Herbert Spinks and many of his comrades were marched to a prisoner-of war camp at Yarbaschi, in modern day Turkey. Conditions were terrible, and although nothing specifically relating to Herbert Spinks’ treatment has survived, it is virtually certain that he will have suffered abuse, assault, poor food and disease. He died of malaria and dysentery in a military hospital in Yarbaschi on 8 August 1916. The record of his death states that he “Died peacefully in the presence of the Doctors and nurses. Buried by his comrades”.

His effects amounted to some worn clothing which his camp commander distributed among other prisoners who were in need of it.

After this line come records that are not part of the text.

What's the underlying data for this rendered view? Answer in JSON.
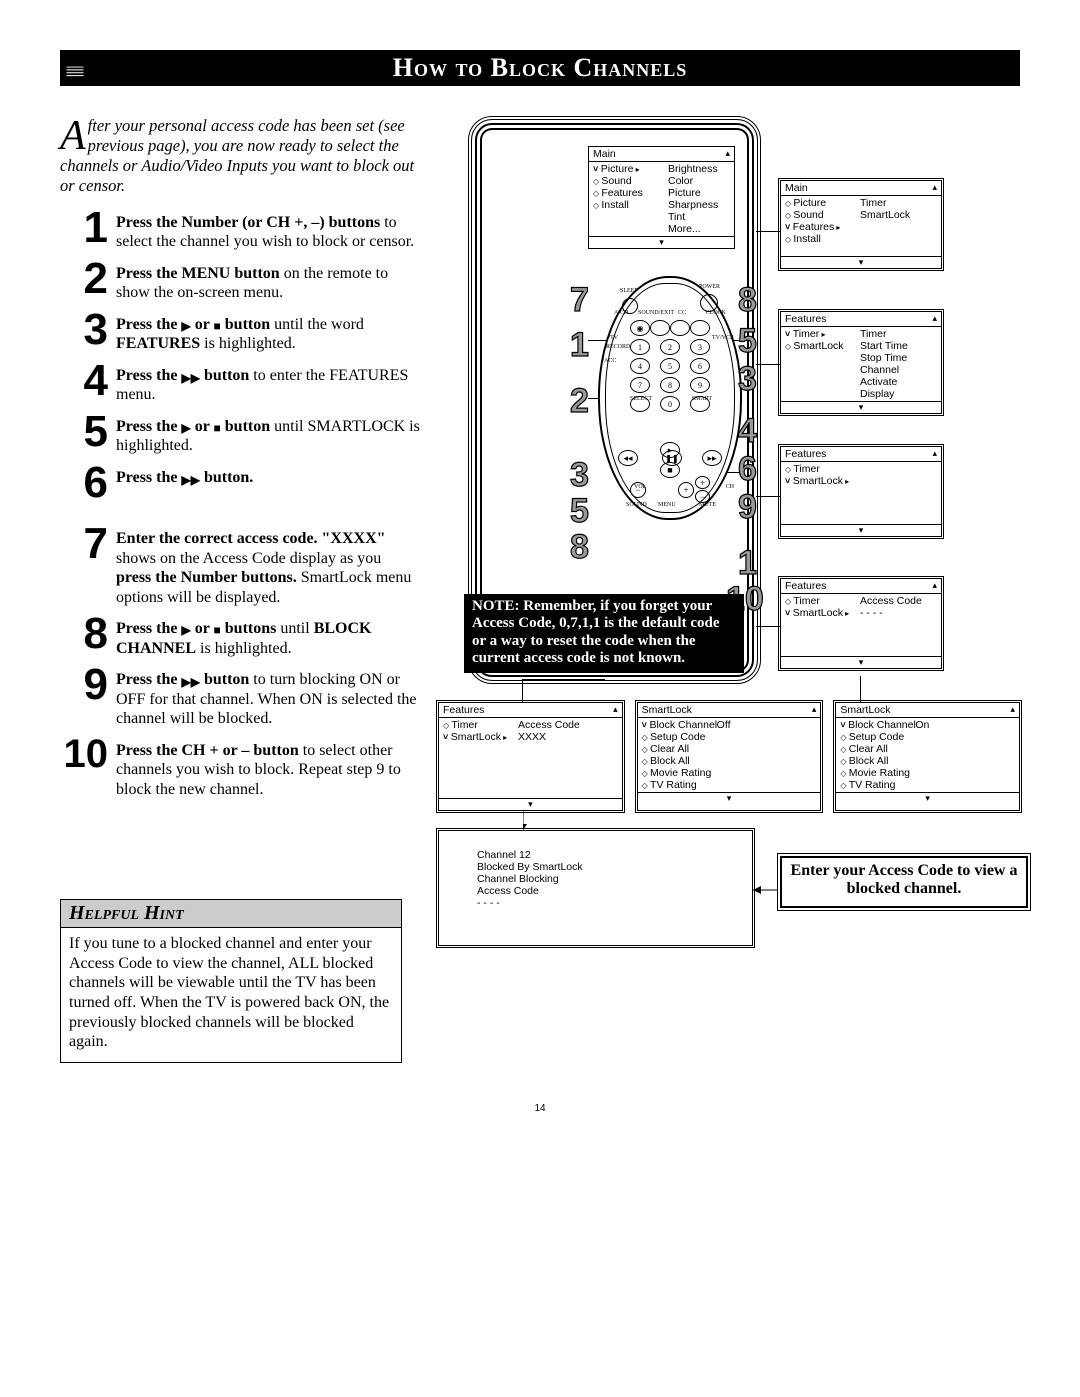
{
  "title": "How to Block Channels",
  "intro_drop": "A",
  "intro": "fter your personal access code has been set (see previous page), you are now ready to select the channels or Audio/Video Inputs you want to block out or censor.",
  "steps": [
    {
      "n": "1",
      "b1": "Press the Number (or CH +, –) buttons",
      "t": " to select the channel you wish to block or censor."
    },
    {
      "n": "2",
      "b1": "Press the MENU button",
      "t": " on the remote to show the on-screen menu."
    },
    {
      "n": "3",
      "b1": "Press the ▶ or ■ button",
      "t": " until the word ",
      "b2": "FEATURES",
      "t2": " is highlighted."
    },
    {
      "n": "4",
      "b1": "Press the ▶▶ button",
      "t": " to enter the FEATURES menu."
    },
    {
      "n": "5",
      "b1": "Press the ▶ or ■ button",
      "t": " until SMARTLOCK is highlighted."
    },
    {
      "n": "6",
      "b1": "Press the ▶▶ button.",
      "t": ""
    },
    {
      "n": "7",
      "b1": "Enter the correct access code. \"XXXX\"",
      "t": " shows on the Access Code display as you ",
      "b2": "press the Number buttons.",
      "t2": " SmartLock menu options will be displayed."
    },
    {
      "n": "8",
      "b1": "Press the ▶ or ■ buttons",
      "t": " until ",
      "b2": "BLOCK CHANNEL",
      "t2": " is highlighted."
    },
    {
      "n": "9",
      "b1": "Press the ▶▶ button",
      "t": " to turn blocking ON or OFF for that channel. When ON is selected the channel will be blocked."
    },
    {
      "n": "10",
      "b1": "Press the CH + or – button",
      "t": " to select other channels you wish to block. Repeat step 9 to block the new channel."
    }
  ],
  "hint": {
    "title": "Helpful Hint",
    "body": "If you tune to a blocked channel and enter your Access Code to view the channel, ALL blocked channels will be viewable until the TV has been turned off. When the TV is powered back ON, the previously blocked channels will be blocked again."
  },
  "note": "NOTE: Remember, if you forget your Access Code, 0,7,1,1 is the default code or a way to reset the code when the current access code is not known.",
  "enter_code_msg": "Enter your Access Code to view a blocked channel.",
  "screens": {
    "main1": {
      "title": "Main",
      "rows": [
        {
          "c1": "Picture",
          "mark": "sel tri",
          "c2": "Brightness"
        },
        {
          "c1": "Sound",
          "mark": "bullet",
          "c2": "Color"
        },
        {
          "c1": "Features",
          "mark": "bullet",
          "c2": "Picture"
        },
        {
          "c1": "Install",
          "mark": "bullet",
          "c2": "Sharpness"
        },
        {
          "c1": "",
          "mark": "",
          "c2": "Tint"
        },
        {
          "c1": "",
          "mark": "",
          "c2": "More..."
        }
      ]
    },
    "main2": {
      "title": "Main",
      "rows": [
        {
          "c1": "Picture",
          "mark": "bullet",
          "c2": "Timer"
        },
        {
          "c1": "Sound",
          "mark": "bullet",
          "c2": "SmartLock"
        },
        {
          "c1": "Features",
          "mark": "sel tri",
          "c2": ""
        },
        {
          "c1": "Install",
          "mark": "bullet",
          "c2": ""
        }
      ]
    },
    "feat1": {
      "title": "Features",
      "rows": [
        {
          "c1": "Timer",
          "mark": "sel tri",
          "c2": "Timer"
        },
        {
          "c1": "SmartLock",
          "mark": "bullet",
          "c2": "Start Time"
        },
        {
          "c1": "",
          "mark": "",
          "c2": "Stop Time"
        },
        {
          "c1": "",
          "mark": "",
          "c2": "Channel"
        },
        {
          "c1": "",
          "mark": "",
          "c2": "Activate"
        },
        {
          "c1": "",
          "mark": "",
          "c2": "Display"
        }
      ]
    },
    "feat2": {
      "title": "Features",
      "rows": [
        {
          "c1": "Timer",
          "mark": "bullet",
          "c2": ""
        },
        {
          "c1": "SmartLock",
          "mark": "sel tri",
          "c2": ""
        }
      ]
    },
    "feat3": {
      "title": "Features",
      "rows": [
        {
          "c1": "Timer",
          "mark": "bullet",
          "c2": "Access Code"
        },
        {
          "c1": "SmartLock",
          "mark": "sel tri",
          "c2": "- - - -"
        }
      ]
    },
    "feat4": {
      "title": "Features",
      "rows": [
        {
          "c1": "Timer",
          "mark": "bullet",
          "c2": "Access Code"
        },
        {
          "c1": "SmartLock",
          "mark": "sel tri",
          "c2": "XXXX"
        }
      ]
    },
    "sl_off": {
      "title": "SmartLock",
      "rows": [
        {
          "c1": "Block Channel",
          "mark": "sel",
          "c2": "Off"
        },
        {
          "c1": "Setup Code",
          "mark": "bullet",
          "c2": ""
        },
        {
          "c1": "Clear All",
          "mark": "bullet",
          "c2": ""
        },
        {
          "c1": "Block All",
          "mark": "bullet",
          "c2": ""
        },
        {
          "c1": "Movie Rating",
          "mark": "bullet",
          "c2": ""
        },
        {
          "c1": "TV Rating",
          "mark": "bullet",
          "c2": ""
        }
      ]
    },
    "sl_on": {
      "title": "SmartLock",
      "rows": [
        {
          "c1": "Block Channel",
          "mark": "sel",
          "c2": "On"
        },
        {
          "c1": "Setup Code",
          "mark": "bullet",
          "c2": ""
        },
        {
          "c1": "Clear All",
          "mark": "bullet",
          "c2": ""
        },
        {
          "c1": "Block All",
          "mark": "bullet",
          "c2": ""
        },
        {
          "c1": "Movie Rating",
          "mark": "bullet",
          "c2": ""
        },
        {
          "c1": "TV Rating",
          "mark": "bullet",
          "c2": ""
        }
      ]
    },
    "blocked": [
      "Channel 12",
      "Blocked By SmartLock",
      "Channel Blocking",
      "Access Code",
      "- - - -"
    ]
  },
  "callouts": {
    "remote_left": [
      "7",
      "1",
      "2",
      "3",
      "5",
      "8"
    ],
    "remote_right": [
      "8",
      "5",
      "3",
      "4",
      "6",
      "9",
      "1",
      "10"
    ]
  },
  "page_num": "14"
}
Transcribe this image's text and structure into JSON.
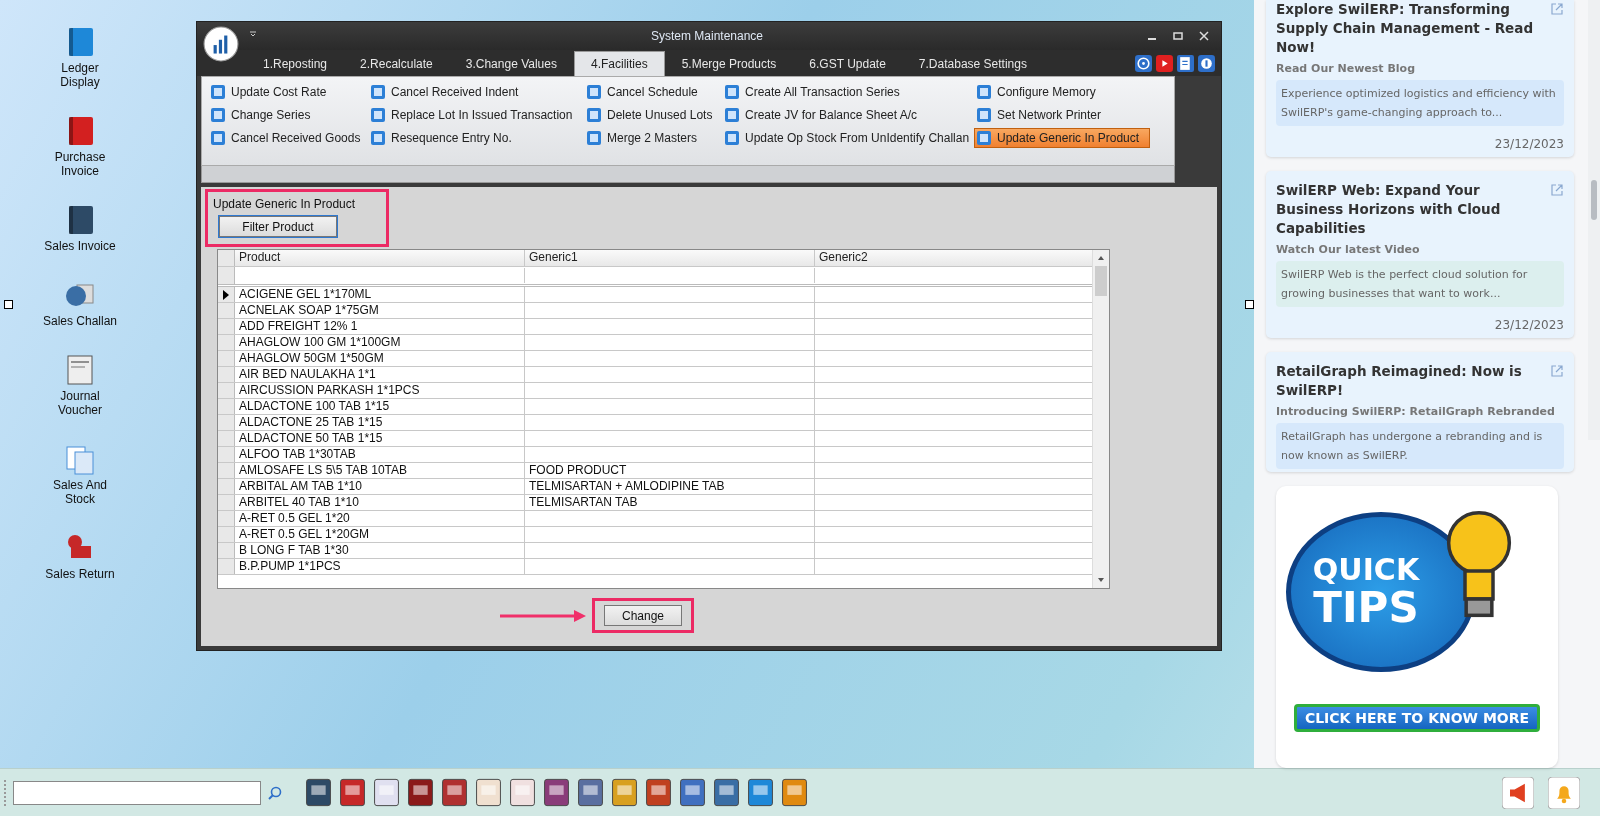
{
  "desktop_icons": [
    {
      "label": "Ledger Display",
      "kind": "ledger"
    },
    {
      "label": "Purchase Invoice",
      "kind": "purchase"
    },
    {
      "label": "Sales Invoice",
      "kind": "sales"
    },
    {
      "label": "Sales Challan",
      "kind": "challan"
    },
    {
      "label": "Journal Voucher",
      "kind": "journal"
    },
    {
      "label": "Sales And Stock",
      "kind": "stock"
    },
    {
      "label": "Sales Return",
      "kind": "return"
    }
  ],
  "window": {
    "title": "System Maintenance",
    "tabs": [
      {
        "label": "1.Reposting",
        "selected": false
      },
      {
        "label": "2.Recalculate",
        "selected": false
      },
      {
        "label": "3.Change Values",
        "selected": false
      },
      {
        "label": "4.Facilities",
        "selected": true
      },
      {
        "label": "5.Merge Products",
        "selected": false
      },
      {
        "label": "6.GST Update",
        "selected": false
      },
      {
        "label": "7.Database Settings",
        "selected": false
      }
    ],
    "ribbon_items": [
      {
        "label": "Update Cost Rate",
        "selected": false
      },
      {
        "label": "Cancel Received Indent",
        "selected": false
      },
      {
        "label": "Cancel Schedule",
        "selected": false
      },
      {
        "label": "Create All Transaction Series",
        "selected": false
      },
      {
        "label": "Configure Memory",
        "selected": false
      },
      {
        "label": "Change Series",
        "selected": false
      },
      {
        "label": "Replace Lot In Issued Transaction",
        "selected": false
      },
      {
        "label": "Delete Unused Lots",
        "selected": false
      },
      {
        "label": "Create JV for Balance Sheet A/c",
        "selected": false
      },
      {
        "label": "Set Network Printer",
        "selected": false
      },
      {
        "label": "Cancel Received Goods",
        "selected": false
      },
      {
        "label": "Resequence Entry No.",
        "selected": false
      },
      {
        "label": "Merge 2 Masters",
        "selected": false
      },
      {
        "label": "Update Op Stock From UnIdentify Challan",
        "selected": false
      },
      {
        "label": "Update Generic In Product",
        "selected": true
      }
    ],
    "section_title": "Update Generic In Product",
    "filter_button": "Filter Product",
    "table": {
      "columns": [
        "Product",
        "Generic1",
        "Generic2"
      ],
      "rows": [
        {
          "product": "ACIGENE GEL 1*170ML",
          "generic1": "",
          "generic2": "",
          "selected": true
        },
        {
          "product": "ACNELAK SOAP 1*75GM",
          "generic1": "",
          "generic2": "",
          "selected": false
        },
        {
          "product": "ADD FREIGHT 12% 1",
          "generic1": "",
          "generic2": "",
          "selected": false
        },
        {
          "product": "AHAGLOW 100 GM 1*100GM",
          "generic1": "",
          "generic2": "",
          "selected": false
        },
        {
          "product": "AHAGLOW 50GM 1*50GM",
          "generic1": "",
          "generic2": "",
          "selected": false
        },
        {
          "product": "AIR BED NAULAKHA 1*1",
          "generic1": "",
          "generic2": "",
          "selected": false
        },
        {
          "product": "AIRCUSSION PARKASH 1*1PCS",
          "generic1": "",
          "generic2": "",
          "selected": false
        },
        {
          "product": "ALDACTONE 100 TAB 1*15",
          "generic1": "",
          "generic2": "",
          "selected": false
        },
        {
          "product": "ALDACTONE 25 TAB 1*15",
          "generic1": "",
          "generic2": "",
          "selected": false
        },
        {
          "product": "ALDACTONE 50 TAB 1*15",
          "generic1": "",
          "generic2": "",
          "selected": false
        },
        {
          "product": "ALFOO TAB 1*30TAB",
          "generic1": "",
          "generic2": "",
          "selected": false
        },
        {
          "product": "AMLOSAFE LS 5\\5 TAB 10TAB",
          "generic1": "FOOD PRODUCT",
          "generic2": "",
          "selected": false
        },
        {
          "product": "ARBITAL AM TAB 1*10",
          "generic1": "TELMISARTAN + AMLODIPINE TAB",
          "generic2": "",
          "selected": false
        },
        {
          "product": "ARBITEL 40 TAB 1*10",
          "generic1": "TELMISARTAN TAB",
          "generic2": "",
          "selected": false
        },
        {
          "product": "A-RET 0.5 GEL 1*20",
          "generic1": "",
          "generic2": "",
          "selected": false
        },
        {
          "product": "A-RET 0.5 GEL 1*20GM",
          "generic1": "",
          "generic2": "",
          "selected": false
        },
        {
          "product": "B LONG F TAB 1*30",
          "generic1": "",
          "generic2": "",
          "selected": false
        },
        {
          "product": "B.P.PUMP 1*1PCS",
          "generic1": "",
          "generic2": "",
          "selected": false
        }
      ]
    },
    "change_button": "Change"
  },
  "news_cards": [
    {
      "title": "Explore SwilERP: Transforming Supply Chain Management - Read Now!",
      "subtitle": "Read Our Newest Blog",
      "excerpt": "Experience optimized logistics and efficiency with SwilERP's game-changing approach to...",
      "date": "23/12/2023"
    },
    {
      "title": "SwilERP Web: Expand Your Business Horizons with Cloud Capabilities",
      "subtitle": "Watch Our latest Video",
      "excerpt": "SwilERP Web is the perfect cloud solution for growing businesses that want to work...",
      "date": "23/12/2023"
    },
    {
      "title": "RetailGraph Reimagined: Now is SwilERP!",
      "subtitle": "Introducing SwilERP: RetailGraph Rebranded",
      "excerpt": "RetailGraph has undergone a rebranding and is now known as SwilERP."
    }
  ],
  "quick_tips": {
    "line1": "QUICK",
    "line2": "TIPS",
    "button": "CLICK HERE TO KNOW MORE"
  }
}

It was not until 16 October 1918 that his parents were notified of what had happened to him. Letters from his mother to the military authorities, pleading for some information about him, survive in his records (“We received a field card from him on 6 April 1915 saying he was quite well and a letter would follow, but we have never heard since. I should be pleased if I could hear something of him as he was a regular writer when in India”).

His body was subsequently exhumed and he was reburied at Baghdad (North Gate) War Cemetery (Cemetery Reference XXI. T. 32.). The Commonwealth War Graves Commission record him as: Son of Alfred and Maria Spinks of Attleborough Lodge, Kimberley Park.

Three of his brothers also served in the Great War but survived. In Alfred’s case, he sustained a gunshot wound to his left forearm and was assessed at 20% disabled. Alfred was married with four children, one of them conceived just after he was demobilised, but appears to have died in 1921.